I wish I could say today was out of the ordinary. That my patience doesn't always run thin. That small things my children do throughout the day doesn't irritate me. That I don't say their name sternly more than I go down to their level and have a heart to heart when they are arguing with their siblings.
But today was like any other day. There were moments that I yelled when I should have been calm. There were times when I sent my boys to their room instead of sitting them down at the kitchen table and addressing the issue.
My problem is that I treat the small things like big things. I expect my children at times to behave like adults. I actually told my six year old one day to stop acting like a child. What?! Right after the words came out, I realized how ridiculous that was.

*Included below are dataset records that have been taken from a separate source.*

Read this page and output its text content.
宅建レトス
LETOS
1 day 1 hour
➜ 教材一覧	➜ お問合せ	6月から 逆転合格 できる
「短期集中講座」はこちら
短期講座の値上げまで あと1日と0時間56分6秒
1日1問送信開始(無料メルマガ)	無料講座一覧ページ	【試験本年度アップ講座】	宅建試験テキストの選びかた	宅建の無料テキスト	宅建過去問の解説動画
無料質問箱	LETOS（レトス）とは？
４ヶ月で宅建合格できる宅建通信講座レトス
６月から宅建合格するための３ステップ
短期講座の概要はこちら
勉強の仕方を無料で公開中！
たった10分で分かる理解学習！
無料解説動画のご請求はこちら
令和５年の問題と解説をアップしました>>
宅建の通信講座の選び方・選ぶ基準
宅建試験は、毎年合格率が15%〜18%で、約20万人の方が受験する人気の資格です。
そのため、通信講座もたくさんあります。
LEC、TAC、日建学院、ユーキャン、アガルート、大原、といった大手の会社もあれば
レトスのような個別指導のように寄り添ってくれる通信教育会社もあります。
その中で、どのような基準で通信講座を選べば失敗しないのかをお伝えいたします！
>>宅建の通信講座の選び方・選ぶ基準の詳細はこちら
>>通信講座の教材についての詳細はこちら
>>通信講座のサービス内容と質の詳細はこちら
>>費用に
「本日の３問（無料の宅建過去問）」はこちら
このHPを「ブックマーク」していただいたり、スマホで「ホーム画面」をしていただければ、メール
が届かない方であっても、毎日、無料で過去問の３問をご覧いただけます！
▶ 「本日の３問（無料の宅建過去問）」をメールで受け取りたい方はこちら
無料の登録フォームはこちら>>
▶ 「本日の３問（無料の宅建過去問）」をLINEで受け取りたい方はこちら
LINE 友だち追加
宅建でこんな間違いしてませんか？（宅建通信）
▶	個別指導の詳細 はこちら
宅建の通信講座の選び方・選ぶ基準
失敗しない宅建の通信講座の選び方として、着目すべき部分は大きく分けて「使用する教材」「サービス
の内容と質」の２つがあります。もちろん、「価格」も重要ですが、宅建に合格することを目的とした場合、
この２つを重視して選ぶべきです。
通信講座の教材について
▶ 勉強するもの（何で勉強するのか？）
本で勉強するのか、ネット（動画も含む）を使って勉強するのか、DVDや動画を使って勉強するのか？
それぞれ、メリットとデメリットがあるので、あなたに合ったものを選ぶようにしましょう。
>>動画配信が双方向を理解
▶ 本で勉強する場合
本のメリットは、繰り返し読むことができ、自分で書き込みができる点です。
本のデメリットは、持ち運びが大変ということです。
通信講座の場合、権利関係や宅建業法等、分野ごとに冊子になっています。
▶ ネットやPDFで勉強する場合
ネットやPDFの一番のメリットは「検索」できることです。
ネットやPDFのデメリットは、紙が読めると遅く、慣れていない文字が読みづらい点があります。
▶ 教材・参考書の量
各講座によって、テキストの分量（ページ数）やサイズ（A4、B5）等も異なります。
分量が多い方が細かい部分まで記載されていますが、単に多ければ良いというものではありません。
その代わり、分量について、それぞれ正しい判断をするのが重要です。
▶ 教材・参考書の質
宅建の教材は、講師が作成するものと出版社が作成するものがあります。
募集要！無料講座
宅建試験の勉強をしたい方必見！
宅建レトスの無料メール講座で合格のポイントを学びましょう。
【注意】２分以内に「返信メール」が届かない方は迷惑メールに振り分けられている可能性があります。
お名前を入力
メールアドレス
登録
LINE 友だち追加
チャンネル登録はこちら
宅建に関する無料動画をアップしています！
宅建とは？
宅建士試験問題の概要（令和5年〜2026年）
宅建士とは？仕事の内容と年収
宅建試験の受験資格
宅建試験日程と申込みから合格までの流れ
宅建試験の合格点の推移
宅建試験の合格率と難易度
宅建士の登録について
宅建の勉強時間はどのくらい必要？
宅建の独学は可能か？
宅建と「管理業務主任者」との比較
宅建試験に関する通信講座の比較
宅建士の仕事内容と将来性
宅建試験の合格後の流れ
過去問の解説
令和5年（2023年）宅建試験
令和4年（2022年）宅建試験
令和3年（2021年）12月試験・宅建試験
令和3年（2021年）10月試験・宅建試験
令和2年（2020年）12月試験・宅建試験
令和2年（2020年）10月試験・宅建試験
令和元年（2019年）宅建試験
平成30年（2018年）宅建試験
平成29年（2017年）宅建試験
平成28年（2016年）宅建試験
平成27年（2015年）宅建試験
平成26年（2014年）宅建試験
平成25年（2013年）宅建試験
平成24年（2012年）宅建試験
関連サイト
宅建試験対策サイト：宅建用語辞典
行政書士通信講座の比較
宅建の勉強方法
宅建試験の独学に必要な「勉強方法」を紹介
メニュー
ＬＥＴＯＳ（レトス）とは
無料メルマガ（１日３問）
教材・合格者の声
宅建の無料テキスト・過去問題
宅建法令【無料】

Irritation is not tribulation. There are far worse things than food on the floor, shoes on in the house or toys not put away. Yes, I should correct. But, I don't have to get so upset and angry over it. (Even if it is the 5th time today I've repeated myself.) They will never be perfect. There will always be something they aren't doing right. Each time they need my guidance it's an opportunity to show self control and patience. That's what I want them to see most. Not the emotions of how annoyed I am they didn't obey me, but the assurance that I'm willing to correct them again and again for their benefit.
Tomorrow morning I'm going to wake up and the day is going to be filled with my kids acting like kids. There will be whining, toys on the floor, spills because of carelessness, and lots of repeating myself. How I choose to respond to those things will change the course of our day.